Lawyers and Magistrates have been exhorted to implement the Convention on the Elimination of All Forms of Discrimination Against Women, CEDAW, and the Protocol on the African Charter on Human and Peoples’ Rights bordering on the rights of women in Africa, dubbed MAPUTO Protocol.

The call was made during a capacity building seminar that held in Buea recently and was attended by the Attorney General of the Southwest Court of Appeal, who represented the Minister of State, Minister of Justice and Keeper of Seals, the Director of the Women’s Counselling and Information Centre, WCIC, Yveline Ntanfa Bangji  and the Human Rights Advocate, Christopher Tambe Tiku among others.

Addressing advocates at the seminar, the Attorney General called on them to improve on the protection of women’s rights in society.

“Cameroon has willingly ratified almost all core international Human Rights Treaties, which is an indication of the importance it attaches to the promotion and protection of Human’s Rights. Under Article 24 of CEDAW, state parties undertake to adopt all necessary measures to implement the convention. This is also the case under Article 26 of the Maputo Protocol. The State is thus under the obligation to achieve the full realisation of the rights of women…,” the Attorney General said.

Meanwhile, Yveline Ntanfa of WCIC, appreciated all the advocates for attending the seminar.

According to her, “our expectations are that in your professional life, you will always refer to the instruments you’ve been told about today, especially with cases related to violation of women’s rights and discriminations because we can’t achieve the Sustainable Development Goals, SDGs, if one particular gender, the men for instance, are involved in the day-to-day running of the society…’’.

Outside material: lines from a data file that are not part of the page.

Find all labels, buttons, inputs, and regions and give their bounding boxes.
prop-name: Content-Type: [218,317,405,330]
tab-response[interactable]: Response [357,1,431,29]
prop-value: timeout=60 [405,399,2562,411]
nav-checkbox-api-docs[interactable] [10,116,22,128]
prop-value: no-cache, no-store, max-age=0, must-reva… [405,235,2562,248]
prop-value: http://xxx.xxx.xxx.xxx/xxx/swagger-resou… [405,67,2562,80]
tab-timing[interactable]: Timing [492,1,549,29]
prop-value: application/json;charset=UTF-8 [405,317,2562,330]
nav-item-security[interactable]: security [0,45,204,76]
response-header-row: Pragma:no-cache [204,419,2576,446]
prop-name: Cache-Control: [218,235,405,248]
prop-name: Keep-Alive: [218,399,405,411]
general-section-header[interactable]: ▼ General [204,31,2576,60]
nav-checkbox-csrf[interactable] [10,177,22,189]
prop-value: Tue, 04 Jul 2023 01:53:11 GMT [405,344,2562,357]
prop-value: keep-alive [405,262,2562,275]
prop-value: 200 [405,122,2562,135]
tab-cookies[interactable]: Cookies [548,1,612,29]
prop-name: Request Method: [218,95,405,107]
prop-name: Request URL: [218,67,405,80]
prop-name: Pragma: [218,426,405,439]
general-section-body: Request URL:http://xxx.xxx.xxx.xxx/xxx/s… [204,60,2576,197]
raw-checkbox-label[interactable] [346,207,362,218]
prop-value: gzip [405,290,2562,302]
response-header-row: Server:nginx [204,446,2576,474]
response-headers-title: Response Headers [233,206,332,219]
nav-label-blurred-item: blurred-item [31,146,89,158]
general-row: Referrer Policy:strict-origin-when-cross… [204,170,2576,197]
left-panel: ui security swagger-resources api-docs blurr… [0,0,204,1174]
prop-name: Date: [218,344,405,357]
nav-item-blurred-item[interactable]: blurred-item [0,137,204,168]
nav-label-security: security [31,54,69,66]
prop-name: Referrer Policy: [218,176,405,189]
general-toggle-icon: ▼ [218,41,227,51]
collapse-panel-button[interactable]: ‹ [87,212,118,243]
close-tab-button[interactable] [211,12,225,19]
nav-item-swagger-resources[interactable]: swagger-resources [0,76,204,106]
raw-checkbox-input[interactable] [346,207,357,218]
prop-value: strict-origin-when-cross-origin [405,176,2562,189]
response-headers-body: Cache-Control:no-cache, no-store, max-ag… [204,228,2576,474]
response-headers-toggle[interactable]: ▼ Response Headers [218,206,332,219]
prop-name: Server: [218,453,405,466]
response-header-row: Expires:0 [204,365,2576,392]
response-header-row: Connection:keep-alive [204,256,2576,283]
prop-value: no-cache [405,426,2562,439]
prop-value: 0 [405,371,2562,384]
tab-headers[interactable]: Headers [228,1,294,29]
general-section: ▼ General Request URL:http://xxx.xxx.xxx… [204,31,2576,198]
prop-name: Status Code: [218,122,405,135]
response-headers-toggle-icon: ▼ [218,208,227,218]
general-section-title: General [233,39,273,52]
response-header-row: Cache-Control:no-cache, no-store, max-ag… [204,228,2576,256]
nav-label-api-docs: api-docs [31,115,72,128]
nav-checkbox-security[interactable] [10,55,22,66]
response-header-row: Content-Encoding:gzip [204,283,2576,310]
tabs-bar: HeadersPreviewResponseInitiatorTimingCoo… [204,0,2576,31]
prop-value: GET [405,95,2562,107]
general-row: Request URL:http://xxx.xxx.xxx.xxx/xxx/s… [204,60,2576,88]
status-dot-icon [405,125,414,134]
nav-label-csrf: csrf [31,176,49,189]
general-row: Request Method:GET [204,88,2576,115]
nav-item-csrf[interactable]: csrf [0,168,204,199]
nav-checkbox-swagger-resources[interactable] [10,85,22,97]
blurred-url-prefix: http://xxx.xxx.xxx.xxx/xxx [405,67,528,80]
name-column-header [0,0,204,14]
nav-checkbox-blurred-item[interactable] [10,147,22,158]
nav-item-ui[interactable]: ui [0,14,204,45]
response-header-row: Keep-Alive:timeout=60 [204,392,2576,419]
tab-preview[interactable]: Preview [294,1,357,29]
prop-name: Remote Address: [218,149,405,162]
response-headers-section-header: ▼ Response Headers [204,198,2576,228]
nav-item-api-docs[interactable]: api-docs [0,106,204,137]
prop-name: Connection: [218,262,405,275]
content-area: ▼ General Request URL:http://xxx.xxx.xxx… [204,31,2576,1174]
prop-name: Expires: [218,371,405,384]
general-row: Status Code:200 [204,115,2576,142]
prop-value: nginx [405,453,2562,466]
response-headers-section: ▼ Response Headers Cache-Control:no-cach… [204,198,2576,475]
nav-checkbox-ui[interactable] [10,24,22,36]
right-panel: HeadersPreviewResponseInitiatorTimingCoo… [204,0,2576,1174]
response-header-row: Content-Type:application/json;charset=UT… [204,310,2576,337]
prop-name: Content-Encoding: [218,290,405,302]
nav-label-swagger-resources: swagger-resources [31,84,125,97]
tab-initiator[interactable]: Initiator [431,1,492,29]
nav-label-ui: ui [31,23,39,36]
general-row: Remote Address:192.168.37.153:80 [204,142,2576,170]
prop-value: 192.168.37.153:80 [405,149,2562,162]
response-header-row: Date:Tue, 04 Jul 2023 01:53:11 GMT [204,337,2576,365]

The Southwest Court of Appeal’s Vice President, Justice Helen Fon Achu, presented a paper on the application of the CEDAW and MAPUTO Protocols.  

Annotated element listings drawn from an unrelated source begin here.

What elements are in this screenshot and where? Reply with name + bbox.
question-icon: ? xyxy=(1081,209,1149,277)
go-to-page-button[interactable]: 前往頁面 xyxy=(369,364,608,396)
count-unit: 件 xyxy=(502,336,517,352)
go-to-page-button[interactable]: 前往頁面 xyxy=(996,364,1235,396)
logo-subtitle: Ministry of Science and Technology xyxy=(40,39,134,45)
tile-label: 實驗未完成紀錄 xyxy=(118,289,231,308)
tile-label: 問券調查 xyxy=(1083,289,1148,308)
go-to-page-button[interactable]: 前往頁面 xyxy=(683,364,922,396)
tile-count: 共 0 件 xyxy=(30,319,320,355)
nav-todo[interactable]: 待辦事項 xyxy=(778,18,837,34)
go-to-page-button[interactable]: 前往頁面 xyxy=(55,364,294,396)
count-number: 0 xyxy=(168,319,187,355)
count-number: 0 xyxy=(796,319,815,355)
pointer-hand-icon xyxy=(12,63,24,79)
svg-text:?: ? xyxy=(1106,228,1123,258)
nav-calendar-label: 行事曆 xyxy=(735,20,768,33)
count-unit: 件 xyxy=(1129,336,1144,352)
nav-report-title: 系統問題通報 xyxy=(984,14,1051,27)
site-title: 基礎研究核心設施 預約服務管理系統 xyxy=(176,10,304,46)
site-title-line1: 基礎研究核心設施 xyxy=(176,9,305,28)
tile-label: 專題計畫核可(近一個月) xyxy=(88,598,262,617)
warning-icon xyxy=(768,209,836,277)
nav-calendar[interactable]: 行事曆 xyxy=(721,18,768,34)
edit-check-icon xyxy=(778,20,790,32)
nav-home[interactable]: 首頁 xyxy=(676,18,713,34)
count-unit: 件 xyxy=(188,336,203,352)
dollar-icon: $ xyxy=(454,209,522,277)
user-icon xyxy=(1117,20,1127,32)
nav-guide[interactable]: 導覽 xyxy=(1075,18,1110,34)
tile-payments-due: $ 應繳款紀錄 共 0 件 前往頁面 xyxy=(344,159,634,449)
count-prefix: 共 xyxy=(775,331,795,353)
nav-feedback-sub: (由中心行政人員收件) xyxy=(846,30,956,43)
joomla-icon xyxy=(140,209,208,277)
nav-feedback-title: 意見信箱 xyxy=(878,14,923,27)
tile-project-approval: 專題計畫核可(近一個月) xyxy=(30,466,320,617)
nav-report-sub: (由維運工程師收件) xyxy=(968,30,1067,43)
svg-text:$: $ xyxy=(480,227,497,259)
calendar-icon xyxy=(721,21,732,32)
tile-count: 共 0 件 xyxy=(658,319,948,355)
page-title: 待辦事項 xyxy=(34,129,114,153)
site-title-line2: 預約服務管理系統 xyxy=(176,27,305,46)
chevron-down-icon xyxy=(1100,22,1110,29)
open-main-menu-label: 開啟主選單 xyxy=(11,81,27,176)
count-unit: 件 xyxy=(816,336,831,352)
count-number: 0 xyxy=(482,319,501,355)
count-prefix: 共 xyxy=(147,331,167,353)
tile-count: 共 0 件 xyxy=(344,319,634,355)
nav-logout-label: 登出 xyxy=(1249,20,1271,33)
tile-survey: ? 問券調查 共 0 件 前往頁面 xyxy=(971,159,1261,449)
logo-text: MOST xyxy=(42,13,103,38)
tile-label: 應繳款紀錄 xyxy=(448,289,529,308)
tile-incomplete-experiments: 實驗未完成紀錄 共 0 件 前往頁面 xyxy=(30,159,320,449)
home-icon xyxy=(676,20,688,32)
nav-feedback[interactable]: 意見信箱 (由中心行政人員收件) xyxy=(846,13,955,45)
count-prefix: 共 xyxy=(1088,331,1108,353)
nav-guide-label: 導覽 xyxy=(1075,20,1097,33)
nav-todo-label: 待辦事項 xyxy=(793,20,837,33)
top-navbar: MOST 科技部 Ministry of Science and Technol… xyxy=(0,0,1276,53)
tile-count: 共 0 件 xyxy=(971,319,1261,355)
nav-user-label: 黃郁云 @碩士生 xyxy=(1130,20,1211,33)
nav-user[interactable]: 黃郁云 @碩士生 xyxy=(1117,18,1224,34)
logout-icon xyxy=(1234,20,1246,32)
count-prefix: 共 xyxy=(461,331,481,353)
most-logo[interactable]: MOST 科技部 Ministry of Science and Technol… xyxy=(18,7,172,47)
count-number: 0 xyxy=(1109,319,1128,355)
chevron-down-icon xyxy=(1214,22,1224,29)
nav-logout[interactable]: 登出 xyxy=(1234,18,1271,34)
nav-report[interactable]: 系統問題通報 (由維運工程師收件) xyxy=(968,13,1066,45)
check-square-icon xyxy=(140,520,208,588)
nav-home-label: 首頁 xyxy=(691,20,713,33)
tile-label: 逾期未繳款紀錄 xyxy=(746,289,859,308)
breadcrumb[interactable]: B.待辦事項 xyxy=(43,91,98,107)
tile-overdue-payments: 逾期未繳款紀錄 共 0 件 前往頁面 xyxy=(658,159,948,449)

She emphasised on the necessity of both protocols, noting that judicial actors have not been implementing them, reason why the Ministry, in collaboration with the WCIC initiated such a seminar to remind actors of justice to use the laws in their profession.

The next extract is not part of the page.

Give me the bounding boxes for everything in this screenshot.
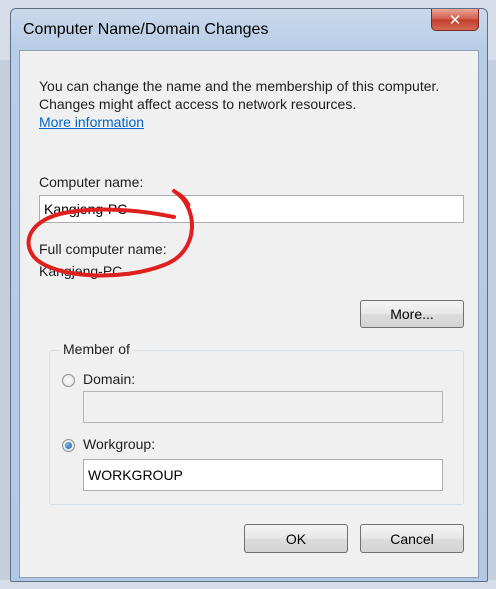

“So many women out there are suffering and need a voice to fight and stand for them. They are either being discriminated upon or being violated in one way or another…,” Barrister Joanna-Koko Lyonga said.

On his part, the Southwest Regional Secretary of the National Commission of Human Rights and Freedoms, Christopher Tambe Tiku, remarked that the enforcement of human rights is not only done at the level of the courts, as the Government has gone further to create the National Commission on Human Rights and Freedoms.

“We have been receiving many complaints in relation to the violation of human rights and we have in one way or another assisted many of such cases”.

The MAPUTO Protocol was originally adopted by the assembly of the African Union in Maputo, Mozambique on July 11, 2003.

The official document is titled ‘Protocol to the African Charter on Human and People’s Rights on the Rights of Women in Africa’.

CEDAW was adopted in 1979 by the UN General Assembly and is often described as an international bill of rights for women. It was instituted on September 3, 1981, and has been ratified by 189 states.